At the extremes, it's easy to distinguish "large" vs. "small" revenue contributions
A former client of mine sold to only one customer. This customer represented 100% of his revenues. This is clearly "large."
A sweater manufacturer I knew had only five total customers. One of these represented 80% of his total revenues. Again, "large."
I bought about $1,000 of books from Amazon.com (NASADAQ: AMZN) in 2008. Their total sales that year were about $13b. I contributed 0.000008% of their total revenues. This is, to say the least, "small."
The boundary between "large" and "small" can be problematic when a single customer represents 15% or 20% of a company's total revenues.
The SEC says a firm must disclose, in its 10K filings, if a single customer represented 10% (or more) of that year's total sales. They thus think 10% is "large."
The acid test of "large vs. small" is the nature of the pain that the loss of the customer would cause. If losing the customer would be a devastating blow from which the firm might not recover, that customer's revenue contribution is large.
Intel (NASDAQ: INTC), at its peak, grew to over $35b in revenues with less than 10 key customers.
INTC's revenues in 2008 were $37.6 billion. Twenty percent of those revenues came from Hewlett Packard Company (NYSE: HPQ). Dell (NASDAQ: DELL) accounted for 18%.

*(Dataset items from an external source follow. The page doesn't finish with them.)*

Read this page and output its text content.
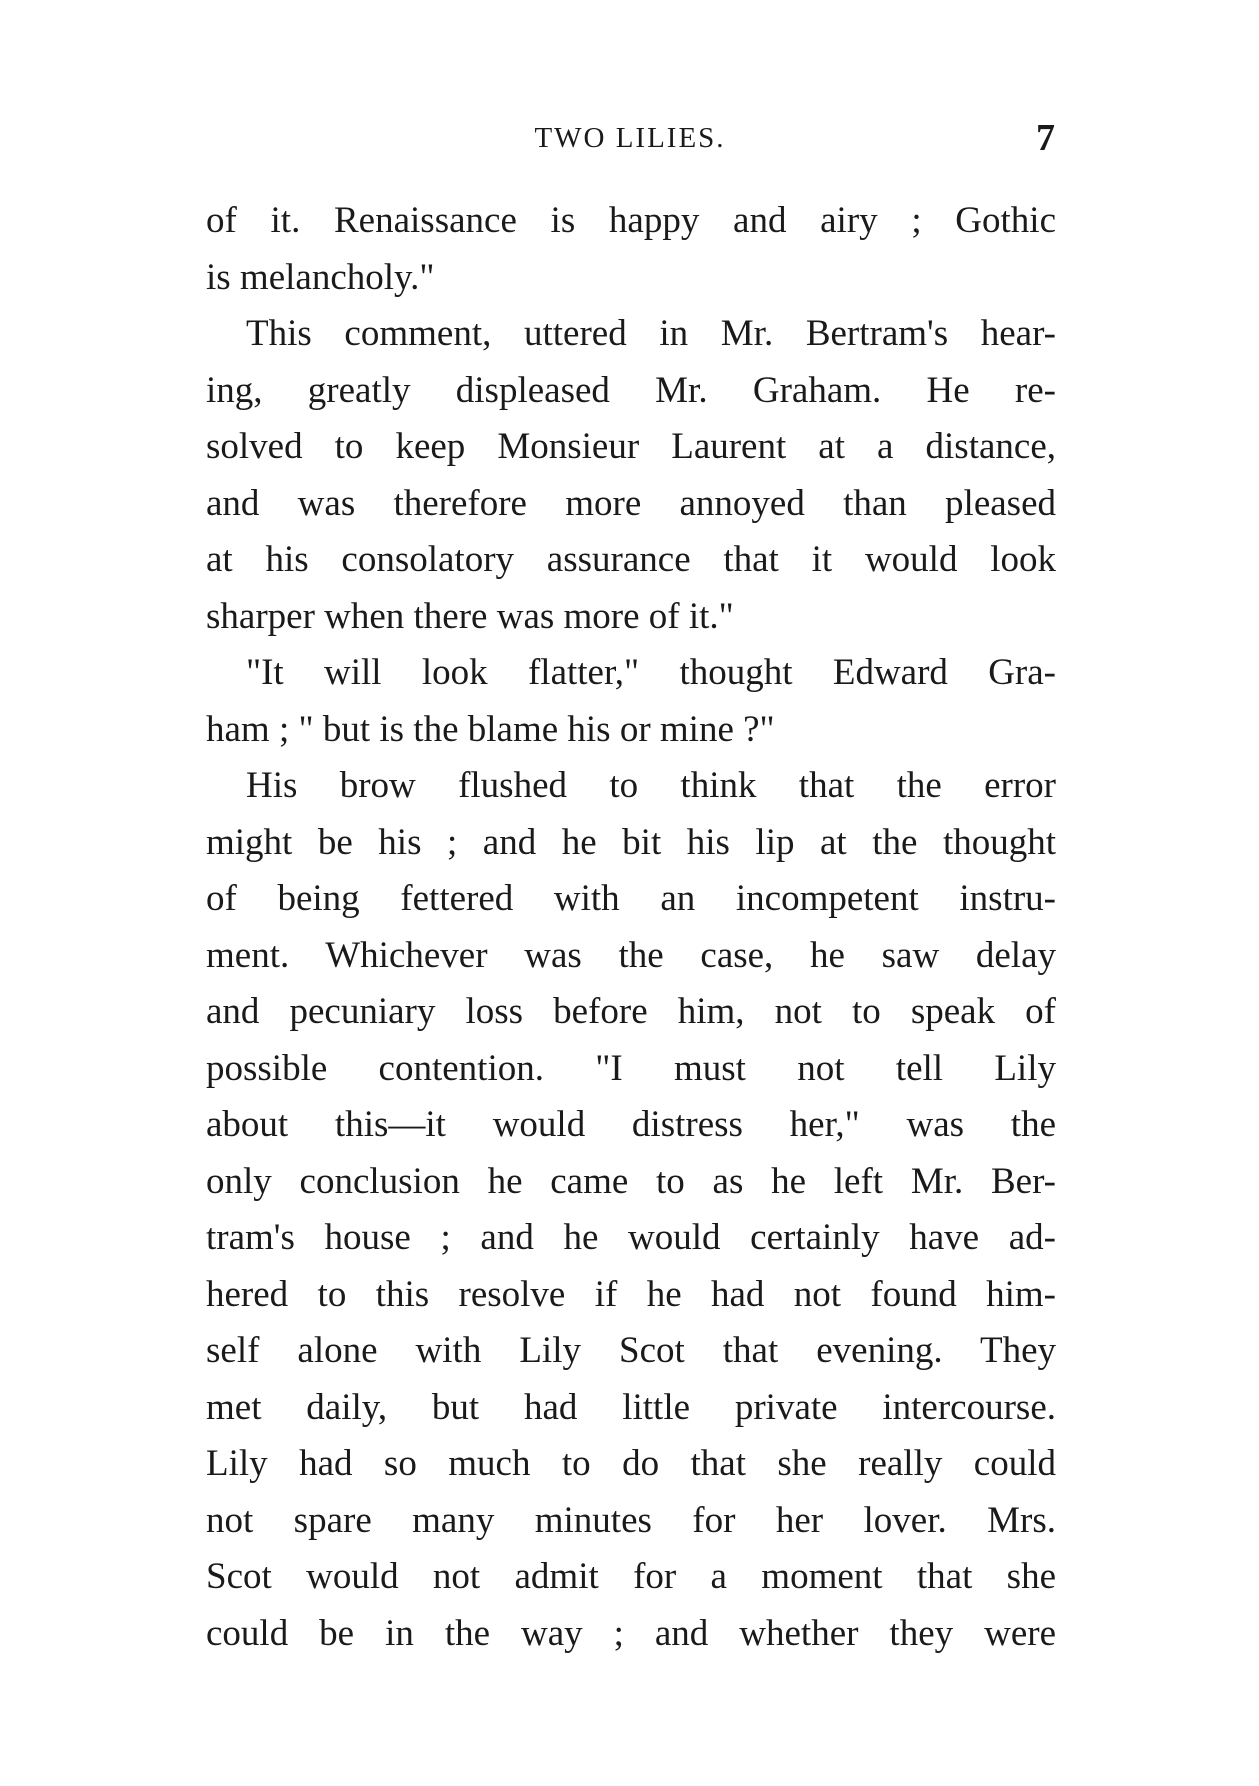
TWO LILIES.	7
of it. Renaissance is happy and airy ; Gothic
is melancholy."
This comment, uttered in Mr. Bertram's hear-
ing, greatly displeased Mr. Graham. He re-
solved to keep Monsieur Laurent at a distance,
and was therefore more annoyed than pleased
at his consolatory assurance that it would look
sharper when there was more of it."
"It will look flatter," thought Edward Gra-
ham ; " but is the blame his or mine ?"
His brow flushed to think that the error
might be his ; and he bit his lip at the thought
of being fettered with an incompetent instru-
ment. Whichever was the case, he saw delay
and pecuniary loss before him, not to speak of
possible contention. "I must not tell Lily
about this—it would distress her," was the
only conclusion he came to as he left Mr. Ber-
tram's house ; and he would certainly have ad-
hered to this resolve if he had not found him-
self alone with Lily Scot that evening. They
met daily, but had little private intercourse.
Lily had so much to do that she really could
not spare many minutes for her lover. Mrs.
Scot would not admit for a moment that she
could be in the way ; and whether they were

Thirty eight percent of INTC's 2008 revenues came from two customers.
Which of the four types of business models is INTC? Is it a Chicken (small revenue contribution per customer) or a Black Widow (large revenue contribution)?
Learn more about a firm that relies upon a few key customers by reading Intel's 10K filings.
It's tough reading as the company really doesn't want you to know what's going on, but look at Amazon.com's 10K filings. Try to determine how much of its revenues comes from Locusts and how much comes from the infrastructure services it sells to corporate accounts. Hint: Amazon.com's profitability isn't a function of its Locust activities.